中学時代の夢をかなえ、音楽で身を立ててきた。公益社団法人・大阪市音楽団が運営する吹奏楽団「オオサカ・シオン・ウインド・オーケストラ」に所属。35年間、ユーフォニアムという金管楽器の奏者を務めている。
定期公演に加え、音楽の素晴らしさを子どもたちに伝えるため、市内の小学校を巡り、クラシックやポップス、アニメの主題歌を演奏してきた。忙しい時期は1週間で12校を回ったこともある。
公演を聴いた児童からはよく礼状を送ってもらう。「熱心に聞いてくれているのが分かり、うれしいのと同時に手を抜けないなと気が引き締まる」と目を細める。
富田中学に入学したとき、先輩から「吹奏楽部に来ないか」と誘われた。「海の物とも山の物とも・・・」という感じで取りあえず入部。教師に命じられてユーフォニアムの練習に打ち込むうちに演奏の魅力に目覚めた。
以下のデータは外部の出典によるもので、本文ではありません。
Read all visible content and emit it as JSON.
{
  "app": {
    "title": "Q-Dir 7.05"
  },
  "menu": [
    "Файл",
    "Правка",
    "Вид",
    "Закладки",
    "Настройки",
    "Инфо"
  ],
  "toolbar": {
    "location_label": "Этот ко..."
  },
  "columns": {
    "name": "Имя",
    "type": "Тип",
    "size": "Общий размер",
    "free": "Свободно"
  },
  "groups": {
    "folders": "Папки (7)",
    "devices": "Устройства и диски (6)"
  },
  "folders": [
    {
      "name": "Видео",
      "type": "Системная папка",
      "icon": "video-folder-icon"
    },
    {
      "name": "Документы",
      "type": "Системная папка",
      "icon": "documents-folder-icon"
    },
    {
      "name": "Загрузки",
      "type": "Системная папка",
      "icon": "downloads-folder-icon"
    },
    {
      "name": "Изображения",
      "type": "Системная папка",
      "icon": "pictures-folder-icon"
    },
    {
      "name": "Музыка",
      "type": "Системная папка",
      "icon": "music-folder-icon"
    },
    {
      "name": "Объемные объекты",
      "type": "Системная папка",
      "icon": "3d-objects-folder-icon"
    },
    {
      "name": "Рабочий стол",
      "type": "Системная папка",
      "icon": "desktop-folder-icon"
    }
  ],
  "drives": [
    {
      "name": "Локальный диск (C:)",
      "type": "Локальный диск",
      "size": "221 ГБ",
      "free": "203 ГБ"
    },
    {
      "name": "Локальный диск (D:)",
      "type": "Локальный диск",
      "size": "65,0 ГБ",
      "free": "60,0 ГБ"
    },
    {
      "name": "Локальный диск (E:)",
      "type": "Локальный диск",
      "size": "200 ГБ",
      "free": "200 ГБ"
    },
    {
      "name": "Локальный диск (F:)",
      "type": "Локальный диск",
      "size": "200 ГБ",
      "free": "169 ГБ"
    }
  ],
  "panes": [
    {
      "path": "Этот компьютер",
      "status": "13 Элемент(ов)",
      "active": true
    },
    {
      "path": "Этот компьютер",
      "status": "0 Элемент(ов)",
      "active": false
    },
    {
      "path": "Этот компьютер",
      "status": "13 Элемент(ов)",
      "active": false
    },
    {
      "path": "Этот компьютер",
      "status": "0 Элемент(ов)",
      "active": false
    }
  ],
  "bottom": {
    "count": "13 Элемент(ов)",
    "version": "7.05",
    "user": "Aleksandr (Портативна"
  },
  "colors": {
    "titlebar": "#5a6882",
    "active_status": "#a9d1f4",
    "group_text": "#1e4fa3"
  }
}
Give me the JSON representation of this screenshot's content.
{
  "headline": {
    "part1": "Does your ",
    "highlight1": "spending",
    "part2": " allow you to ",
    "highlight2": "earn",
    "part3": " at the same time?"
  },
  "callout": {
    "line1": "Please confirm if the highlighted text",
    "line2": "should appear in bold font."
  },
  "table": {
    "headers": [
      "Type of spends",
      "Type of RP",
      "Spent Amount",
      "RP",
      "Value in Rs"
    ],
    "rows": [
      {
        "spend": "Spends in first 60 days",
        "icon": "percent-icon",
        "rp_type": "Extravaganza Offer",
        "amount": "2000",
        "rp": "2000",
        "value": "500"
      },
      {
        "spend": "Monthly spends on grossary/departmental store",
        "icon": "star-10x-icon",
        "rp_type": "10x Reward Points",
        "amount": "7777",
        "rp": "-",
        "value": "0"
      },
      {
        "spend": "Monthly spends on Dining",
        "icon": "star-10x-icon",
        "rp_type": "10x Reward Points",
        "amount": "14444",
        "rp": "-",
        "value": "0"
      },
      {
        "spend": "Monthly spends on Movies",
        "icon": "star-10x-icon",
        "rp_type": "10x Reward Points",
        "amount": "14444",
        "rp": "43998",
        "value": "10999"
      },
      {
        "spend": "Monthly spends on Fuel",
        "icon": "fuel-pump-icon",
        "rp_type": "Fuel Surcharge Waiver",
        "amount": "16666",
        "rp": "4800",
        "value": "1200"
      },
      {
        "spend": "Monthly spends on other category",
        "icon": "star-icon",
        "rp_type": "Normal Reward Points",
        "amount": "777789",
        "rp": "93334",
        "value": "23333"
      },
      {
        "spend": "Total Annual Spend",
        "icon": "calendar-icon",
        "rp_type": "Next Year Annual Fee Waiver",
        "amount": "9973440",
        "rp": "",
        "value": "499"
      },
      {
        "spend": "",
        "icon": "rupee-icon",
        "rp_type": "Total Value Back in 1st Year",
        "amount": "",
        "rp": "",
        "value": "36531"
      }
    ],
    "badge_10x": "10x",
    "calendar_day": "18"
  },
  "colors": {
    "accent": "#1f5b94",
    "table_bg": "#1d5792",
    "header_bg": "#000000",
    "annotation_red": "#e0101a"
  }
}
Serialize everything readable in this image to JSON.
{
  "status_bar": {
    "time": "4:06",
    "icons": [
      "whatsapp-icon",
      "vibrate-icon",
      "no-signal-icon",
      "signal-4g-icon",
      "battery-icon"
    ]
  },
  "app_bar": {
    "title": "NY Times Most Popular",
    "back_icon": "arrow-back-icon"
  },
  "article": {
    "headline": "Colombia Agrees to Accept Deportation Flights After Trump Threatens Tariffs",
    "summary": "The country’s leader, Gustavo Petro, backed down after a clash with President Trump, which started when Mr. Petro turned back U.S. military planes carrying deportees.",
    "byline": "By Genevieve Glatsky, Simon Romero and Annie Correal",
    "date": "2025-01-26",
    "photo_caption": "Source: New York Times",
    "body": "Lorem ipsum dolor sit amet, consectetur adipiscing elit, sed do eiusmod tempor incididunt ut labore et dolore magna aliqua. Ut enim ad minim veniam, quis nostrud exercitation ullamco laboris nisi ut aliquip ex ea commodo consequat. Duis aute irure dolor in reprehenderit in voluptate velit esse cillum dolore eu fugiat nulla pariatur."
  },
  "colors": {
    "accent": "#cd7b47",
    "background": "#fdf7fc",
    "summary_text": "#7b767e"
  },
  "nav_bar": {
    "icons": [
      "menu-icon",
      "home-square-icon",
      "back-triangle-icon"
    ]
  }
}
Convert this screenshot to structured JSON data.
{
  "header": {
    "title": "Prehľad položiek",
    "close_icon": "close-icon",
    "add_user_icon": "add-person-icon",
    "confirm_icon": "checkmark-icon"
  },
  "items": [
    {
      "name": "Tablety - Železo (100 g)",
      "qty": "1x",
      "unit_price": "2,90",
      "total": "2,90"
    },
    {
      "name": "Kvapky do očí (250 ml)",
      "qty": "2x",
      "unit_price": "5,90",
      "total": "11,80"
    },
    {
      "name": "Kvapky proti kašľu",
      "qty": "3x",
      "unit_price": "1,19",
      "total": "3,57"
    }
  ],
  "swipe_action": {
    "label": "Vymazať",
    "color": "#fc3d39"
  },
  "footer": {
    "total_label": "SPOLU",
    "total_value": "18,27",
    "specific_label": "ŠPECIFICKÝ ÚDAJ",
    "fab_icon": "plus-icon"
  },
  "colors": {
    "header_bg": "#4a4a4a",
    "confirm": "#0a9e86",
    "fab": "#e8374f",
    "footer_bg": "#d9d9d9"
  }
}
進学した城南高校の吹奏学部はのんびりしていて「音楽室をほぼ独占していた」というほど個人練習に明け暮れた。東京芸術大学でさらに腕を磨き、卒業して1年後、ユーフォニアムの奏者に空きのできた大阪市音楽団を受験。念願だった音楽家への道が開けた。
大阪市音楽団を3月に定年退職後も再任用され、公演活動は続く。「年を取ったからこそ出せる音色がある」。演奏に味わいや深みを加えるべく決意を新たにしている。
後進の育成には情熱を燃やす。古里では徳島文理大学で非常勤講師を務めており、月2回、徳島市の山城キャンパスを訪れて学生にユーフォニアムを指導している。
「有望な若手をどんどん育て、小さな町でも音楽を聞く機会が増えるよう貢献できれば」。円熟期を迎えた音楽家らしく誓った。
みやけ・たかのり 徳島市生まれ。城南高校、東京芸術大学音楽学部を卒業。1983年に大阪市音楽団に入り、2015年12月から18年3月まで楽団長を務めた。奈良市在住。60歳。